SM-Handschreiben
Handschreiben
Schreibenlernen ist Schreibmotoriklernen!
Bei routinierten Schreibern läuft der Schreibvorgang automatisch ab, sie schreiben immer schnell, flüssig und scheinbar mühelos. Wegen der hohen Bewegungsgeschwindigkeit können automatisierte Bewegungen auch nicht mehr bewusst gesteuert werden (vgl. Marquardt/Gentz/Mai, 1999). Beim Trinken, Auto fahren oder anderen automatisierten Abläufen ist das ganz ähnlich. Sind diese noch nicht automatisiert, werden sehr viele Aufmerksamkeitsressourcen zur Ausführung der Bewegung beansprucht. Routiniertes Schreiben zeichnet sich vor allem durch die automatisierte schnelle bzw. flüssige Bewegungsausführung und durch einen gleichmäßigen Schreibrhythmus aus. Eine schnelle bzw. flüssige Bewegungsausführung kann vereinfacht charakterisiert werden als rasche Abfolge von Auf- und Abstrichen (mit dem Handgelenk) bei gleichzeitigem Vor- und Zurückbewegen des Stifts (mit den Fingern). Um das Scheiben mit einem gleichmäßigen Rhythmus zu ermöglichen, passen geübte Schreiber ihre Schrift bewegungsgünstig an: So werden zum Beispiel Buchstabenformen vereinfacht (z.B. Großbuchstaben wie Druckbuchstaben geschrieben) und die Anzahl der Drehrichtungswechsel wird minimiert (z.B. wird das „n“ wie ein „u“ geschrieben).

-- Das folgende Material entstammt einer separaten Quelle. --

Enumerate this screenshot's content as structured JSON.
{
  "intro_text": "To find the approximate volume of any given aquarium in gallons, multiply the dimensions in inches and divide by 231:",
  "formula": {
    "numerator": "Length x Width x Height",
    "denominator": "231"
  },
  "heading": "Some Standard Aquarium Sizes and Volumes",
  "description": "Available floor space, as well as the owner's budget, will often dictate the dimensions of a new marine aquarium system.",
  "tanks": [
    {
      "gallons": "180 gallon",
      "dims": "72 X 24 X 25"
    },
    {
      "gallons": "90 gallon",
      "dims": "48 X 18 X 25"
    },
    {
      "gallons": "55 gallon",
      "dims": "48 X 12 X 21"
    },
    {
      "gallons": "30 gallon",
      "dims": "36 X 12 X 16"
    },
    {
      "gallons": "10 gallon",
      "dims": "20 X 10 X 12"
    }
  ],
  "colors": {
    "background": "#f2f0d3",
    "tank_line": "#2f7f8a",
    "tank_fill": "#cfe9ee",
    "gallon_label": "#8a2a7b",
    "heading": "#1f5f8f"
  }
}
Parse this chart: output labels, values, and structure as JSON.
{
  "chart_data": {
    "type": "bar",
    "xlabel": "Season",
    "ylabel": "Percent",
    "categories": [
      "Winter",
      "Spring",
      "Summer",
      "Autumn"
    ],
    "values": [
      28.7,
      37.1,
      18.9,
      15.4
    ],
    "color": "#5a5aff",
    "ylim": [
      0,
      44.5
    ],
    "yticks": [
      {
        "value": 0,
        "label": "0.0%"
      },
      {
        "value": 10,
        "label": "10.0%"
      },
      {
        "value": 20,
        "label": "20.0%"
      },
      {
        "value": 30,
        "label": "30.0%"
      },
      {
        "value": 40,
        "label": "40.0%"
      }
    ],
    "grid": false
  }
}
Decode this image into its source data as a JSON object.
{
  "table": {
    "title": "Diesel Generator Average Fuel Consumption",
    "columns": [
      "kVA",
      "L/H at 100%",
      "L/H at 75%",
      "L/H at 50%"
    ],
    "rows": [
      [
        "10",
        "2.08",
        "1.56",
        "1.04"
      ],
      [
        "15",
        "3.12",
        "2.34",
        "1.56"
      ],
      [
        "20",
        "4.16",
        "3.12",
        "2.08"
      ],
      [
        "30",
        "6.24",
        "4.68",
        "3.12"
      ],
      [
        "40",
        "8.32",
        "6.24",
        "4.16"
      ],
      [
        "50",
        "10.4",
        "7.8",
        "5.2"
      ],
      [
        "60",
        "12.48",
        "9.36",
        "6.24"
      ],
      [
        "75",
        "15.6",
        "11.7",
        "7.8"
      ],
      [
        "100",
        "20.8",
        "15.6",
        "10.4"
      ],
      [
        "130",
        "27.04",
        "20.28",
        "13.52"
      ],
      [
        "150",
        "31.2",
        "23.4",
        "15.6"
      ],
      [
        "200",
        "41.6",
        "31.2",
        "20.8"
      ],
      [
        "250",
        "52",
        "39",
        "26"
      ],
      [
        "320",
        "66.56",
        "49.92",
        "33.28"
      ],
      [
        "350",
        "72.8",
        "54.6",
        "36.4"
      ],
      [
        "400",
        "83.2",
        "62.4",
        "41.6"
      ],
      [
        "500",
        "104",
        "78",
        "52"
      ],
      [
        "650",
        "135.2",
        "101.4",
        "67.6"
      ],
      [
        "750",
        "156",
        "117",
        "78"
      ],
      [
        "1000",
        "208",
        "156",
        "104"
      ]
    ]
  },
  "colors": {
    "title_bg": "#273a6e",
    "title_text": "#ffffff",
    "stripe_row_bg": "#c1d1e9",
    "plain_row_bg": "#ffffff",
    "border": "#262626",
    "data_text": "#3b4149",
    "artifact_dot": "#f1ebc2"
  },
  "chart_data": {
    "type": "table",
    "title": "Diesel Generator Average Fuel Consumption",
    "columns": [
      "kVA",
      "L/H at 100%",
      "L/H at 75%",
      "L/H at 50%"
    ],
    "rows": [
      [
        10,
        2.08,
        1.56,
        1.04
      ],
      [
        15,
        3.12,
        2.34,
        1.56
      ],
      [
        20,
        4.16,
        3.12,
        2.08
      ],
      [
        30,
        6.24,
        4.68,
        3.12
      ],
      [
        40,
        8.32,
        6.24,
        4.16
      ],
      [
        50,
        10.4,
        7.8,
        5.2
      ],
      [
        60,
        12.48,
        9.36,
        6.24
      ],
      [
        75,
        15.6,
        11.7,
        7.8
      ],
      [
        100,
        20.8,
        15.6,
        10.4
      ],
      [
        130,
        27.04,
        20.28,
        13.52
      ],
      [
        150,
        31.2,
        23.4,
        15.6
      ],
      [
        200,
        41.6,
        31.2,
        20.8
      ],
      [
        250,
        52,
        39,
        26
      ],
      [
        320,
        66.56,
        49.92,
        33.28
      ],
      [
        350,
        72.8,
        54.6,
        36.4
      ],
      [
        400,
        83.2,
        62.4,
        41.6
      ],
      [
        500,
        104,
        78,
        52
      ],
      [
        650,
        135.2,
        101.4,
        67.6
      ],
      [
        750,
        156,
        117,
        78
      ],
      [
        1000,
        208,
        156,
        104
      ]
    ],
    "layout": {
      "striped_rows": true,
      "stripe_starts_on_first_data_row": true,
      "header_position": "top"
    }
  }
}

Kinder, deren Schreibbewegungen noch nicht automatisiert sind und die daher auch nicht über einen gleichmäßigen Schreibrhythmus verfügen, können Schrift malen, aber sie können noch nicht schreiben. Dieses Malen von Schrift beansprucht so viel Aufmerksamkeit, dass die Kinder weder auf die inhaltliche noch auf die sprachliche Gestaltung des Textes achten können. Schreiben und damit auch die Textqualität hängen demzufolge vorrangig von der Qualität automatisierter Schreibbewegungen bzw. von der schreibmotorischen Kompetenz ab (vgl. Mai/Marquardt 1995). Wird diese nicht hinreichend gefördert, bekommen Lernende spätestens dann große Probleme, wenn sie schneller schreiben müssen. Beim motorischen Lernen und damit dem Aufbau einer Bewegungskompetenz spielen sowohl Erfolge als auch „Fehler“ in der Bewegungsausführung eine wichtige Rolle (vgl. Schöllhorn, 1999), denn: Motorisches Lernen ist die „wiederholte Suche nach einer geeigneten Lösung und nicht […] Wiederholung der Lösung“ (Schmidt, 1975).